I recently found that the Russian verb vladet’, “to own,” can be used to talk about mastering or speaking a language fluently—“I own that language.” Going to buy my monthly metro card resulted in a yelling match between me and woman at ticket desk. She asked me seemingly irrelevant questions that I probably only half understood, as I continued to insist on what I wanted. In the end, as people thrust their hands past me on either side to buy metro coins, I got my metro card, and it felt pretty good. The yelling felt good, because I was finally being aggressive with language, claiming the words as my own. If we say them like they’re foreign, we have no right to be surprised when we’re misunderstood. We might still be misunderstood, or given that quizzical look I’ve gotten so often when I put the wrong ending—or beginning—on some word or another, but at least we are speaking as if we have something to say.
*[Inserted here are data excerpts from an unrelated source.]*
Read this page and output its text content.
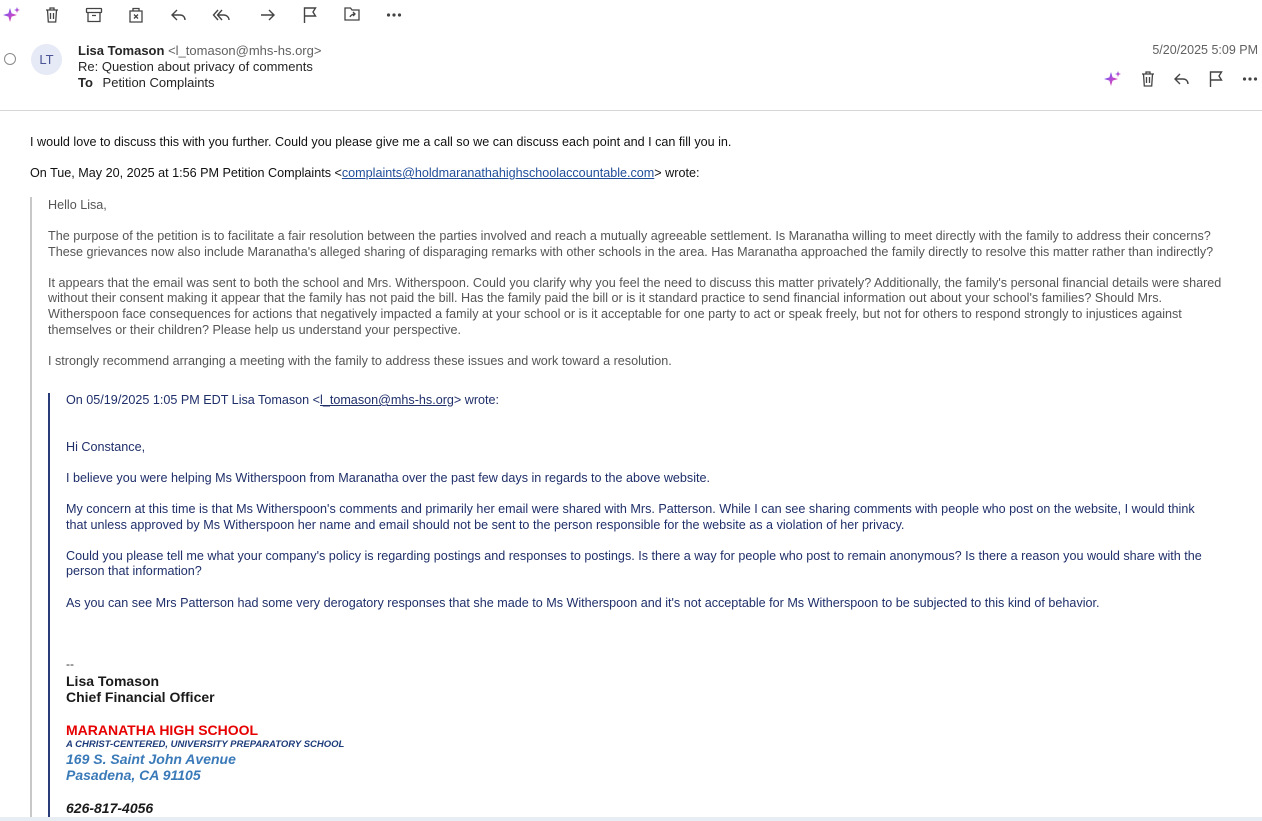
LT
Lisa Tomason <l_tomason@mhs-hs.org>
Re: Question about privacy of comments
To Petition Complaints
5/20/2025 5:09 PM
I would love to discuss this with you further. Could you please give me a call so we can discuss each point and I can fill you in.
On Tue, May 20, 2025 at 1:56 PM Petition Complaints <complaints@holdmaranathahighschoolaccountable.com> wrote:
Hello Lisa,
The purpose of the petition is to facilitate a fair resolution between the parties involved and reach a mutually agreeable settlement. Is Maranatha willing to meet directly with the family to address their concerns?
These grievances now also include Maranatha's alleged sharing of disparaging remarks with other schools in the area. Has Maranatha approached the family directly to resolve this matter rather than indirectly?
It appears that the email was sent to both the school and Mrs. Witherspoon. Could you clarify why you feel the need to discuss this matter privately? Additionally, the family's personal financial details were shared
without their consent making it appear that the family has not paid the bill. Has the family paid the bill or is it standard practice to send financial information out about your school's families? Should Mrs.
Witherspoon face consequences for actions that negatively impacted a family at your school or is it acceptable for one party to act or speak freely, but not for others to respond strongly to injustices against
themselves or their children? Please help us understand your perspective.
I strongly recommend arranging a meeting with the family to address these issues and work toward a resolution.
On 05/19/2025 1:05 PM EDT Lisa Tomason <l_tomason@mhs-hs.org> wrote:
Hi Constance,
I believe you were helping Ms Witherspoon from Maranatha over the past few days in regards to the above website.
My concern at this time is that Ms Witherspoon's comments and primarily her email were shared with Mrs. Patterson. While I can see sharing comments with people who post on the website, I would think
that unless approved by Ms Witherspoon her name and email should not be sent to the person responsible for the website as a violation of her privacy.
Could you please tell me what your company's policy is regarding postings and responses to postings. Is there a way for people who post to remain anonymous? Is there a reason you would share with the
person that information?
As you can see Mrs Patterson had some very derogatory responses that she made to Ms Witherspoon and it's not acceptable for Ms Witherspoon to be subjected to this kind of behavior.
--
Lisa Tomason
Chief Financial Officer
MARANATHA HIGH SCHOOL
A CHRIST-CENTERED, UNIVERSITY PREPARATORY SCHOOL
169 S. Saint John Avenue
Pasadena, CA 91105
626-817-4056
I friend of mine—a native Russian speaker whose English is better than that of most Americans—once said in casual conversation, that there is a point when you embrace language, or maybe more truthfully, when language embraces you. I wish I could end this column with a, “And then one day,” but unfortunately, I can’t offer you that satisfaction. Russian has not embraced me, nor do I own it. (Meanwhile, my Russified English is getting much better, thanks to the influence of my Russian co-workers. “I put it on lockers?” “We talk to parents?” “I am getting up at six every day!”).

In a way, though, this is what’s beautiful about learning a new language—that you will never get to the end (da konstsa!). There are new victories and new frustrations at every turn. The language gap demands that we believe in ourselves in a way we never had to before— to believe that if we want to understand, eventually, we will.

 

4 thoughts on “Letter from Russia, Volume I: Life on the Other Side of the Language Gap

  1. “videt” (видеть) is to see, not to own. I think you mean “imet'” (иметь).. Not trying to be picky..

  2. Mike, the verb that Ms. Geller defined as “to own” was владеть, not видеть. And one can indeed use this verb in sentences like “Она в совершенстве владеет английским языком.” (“She has perfect command of the English language”.)